Dr. Atkinson’s most recent publications seek to understand the intersection of communication and age stereotypes in the field of sport communication. One article reveals how Andre Agassi’s age (and associated stereotype) is reported in the New York Times across 15 years of athletic competition. In another article, she argues for the importance of including age in the analyses of other sport communication studies. Dr. Atkinson is currently working on a project exploring beliefs about aging, beliefs about diabetes, diabetes management, and spousal support. These projects build on past research she has conducted identifying stereotypes of older adults, examining patronizing speech toward older adults, understanding the impact of self-disclosure by older adults, and revealing how older adults are portrayed in the media (in blockbuster hit movies and in Disney animated films).
Her research appears in the Journal of Sport and Social Issues, Journal of Aging Studies, Journal of Language and Social Psychology, Discourse Processes, Human Communication Research, Psychology and Aging, Research on Aging, Gerontology: Psychological Sciences, and Communication Studies. Dr. Atkinson has also served as chair of the NCA Communication and Aging Division. She has received two internal grants from GSU (2006-2007 GSU Research Equipment Grant and 2005-2006 Research Initiation Grant). Dr. Atkinson was the 2006 recipient of the Gerontology Institute’s Distinguished Faculty Award, given in part for her leadership in developing its new M.A. graduate program.
Atkinson, J.L., & Sloan, R.G., Exploring the Impact of Age, Race, and Stereotypes on Perceptions of Language Performance and Patronizing Speech, Journal of Language and Social Psychology 0261927X16662967, first published on August 16, 2016 as doi:10.1177/0261927X16662967.
Atkinson, J.L., & Herro, S.K. (2010). “From the chartreuse kid to the wise old gnome of tennis: Age stereotypes as frames to describe Andre Agassi at the U.S. Open.” Journal of Sport and Social Issues, 34, 86-104.
Atkinson, J.L. (2009). “Age Matters in Sport Communication”. Electronic Journal of Communication, 19 (3&4).

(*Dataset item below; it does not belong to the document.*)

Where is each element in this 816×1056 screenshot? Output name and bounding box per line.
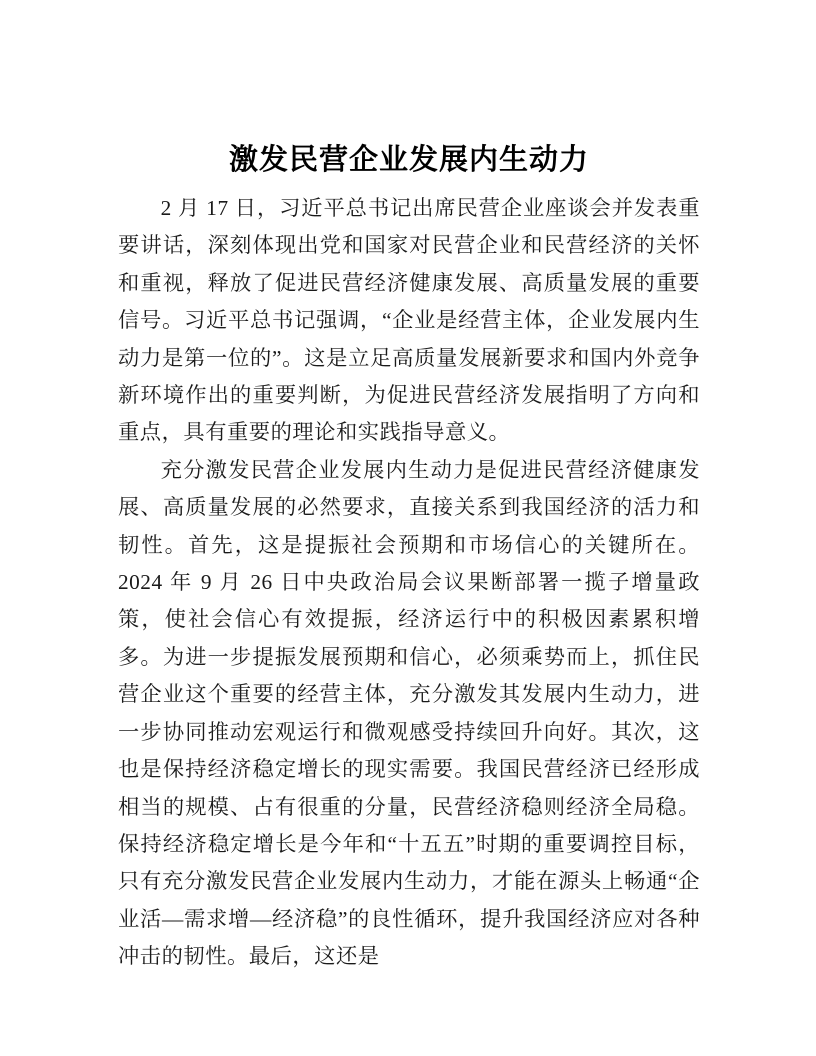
document-title: 激发民营企业发展内生动力 <box>228 144 589 176</box>
document-content <box>118 141 700 976</box>
paragraph-body: 充分激发民营企业发展内生动力是促进民营经济健康发展、高质量发展的必然要求，直接关系到我国经济的活力和韧性。首先，这是提振社会预期和市场信心的关键所在。2024 年 9 月 26 日中央政治局会议果断部署一揽子增量政策，使社会信心有效提振，经济运行中的积极因素累积增多。为进一步提振发展预期和信心，必须乘势而上，抓住民营企业这个重要的经营主体，充分激发其发展内生动力，进一步协同推动宏观运行和微观感受持续回升向好。其次，这也是保持经济稳定增长的现实需要。我国民营经济已经形成相当的规模、占有很重的分量，民营经济稳则经济全局稳。保持经济稳定增长是今年和“十五五”时期的重要调控目标，只有充分激发民营企业发展内生动力，才能在源头上畅通“企业活—需求增—经济稳”的良性循环，提升我国经济应对各种冲击的韧性。最后，这还是 <box>118 457 700 969</box>
paragraph-intro: 2 月 17 日，习近平总书记出席民营企业座谈会并发表重要讲话，深刻体现出党和国家对民营企业和民营经济的关怀和重视，释放了促进民营经济健康发展、高质量发展的重要信号。习近平总书记强调，“企业是经营主体，企业发展内生动力是第一位的”。这是立足高质量发展新要求和国内外竞争新环境作出的重要判断，为促进民营经济发展指明了方向和重点，具有重要的理论和实践指导意义。 <box>118 196 700 445</box>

Hummert, M.L., Garstka, T.A., Ryan, E.B., & Bonnesen, J.L. (2004). “The role of age stereotypes in interpersonal communication.” In J.F. Nussbaum, & J. Coupland (Eds.) Handbook of communication and aging research (2nd Ed.). Mahwah, NJ: Lawrence Erlbaum.
Bonnesen, J.L., & Burgess, E.O. (2004). “Senior moments”: An analysis of an ageist attribution. The Journal of Aging Studies, 18, 123-142.
Bonnesen, J.L. & Hummert, M.L. (2002). “Painful self-disclosures of older adults in relation to aging stereotypes and perceived motivation.” Journal of Language and Social Psychology, 21, 275-301.
Lin, M.C., Harwood, J., & Bonnesen, J.L. (2002). “Conversation topics and communication satisfaction in grandparent-grandchild relationships.” Journal of Language and Social Psychology, 21, 302-323.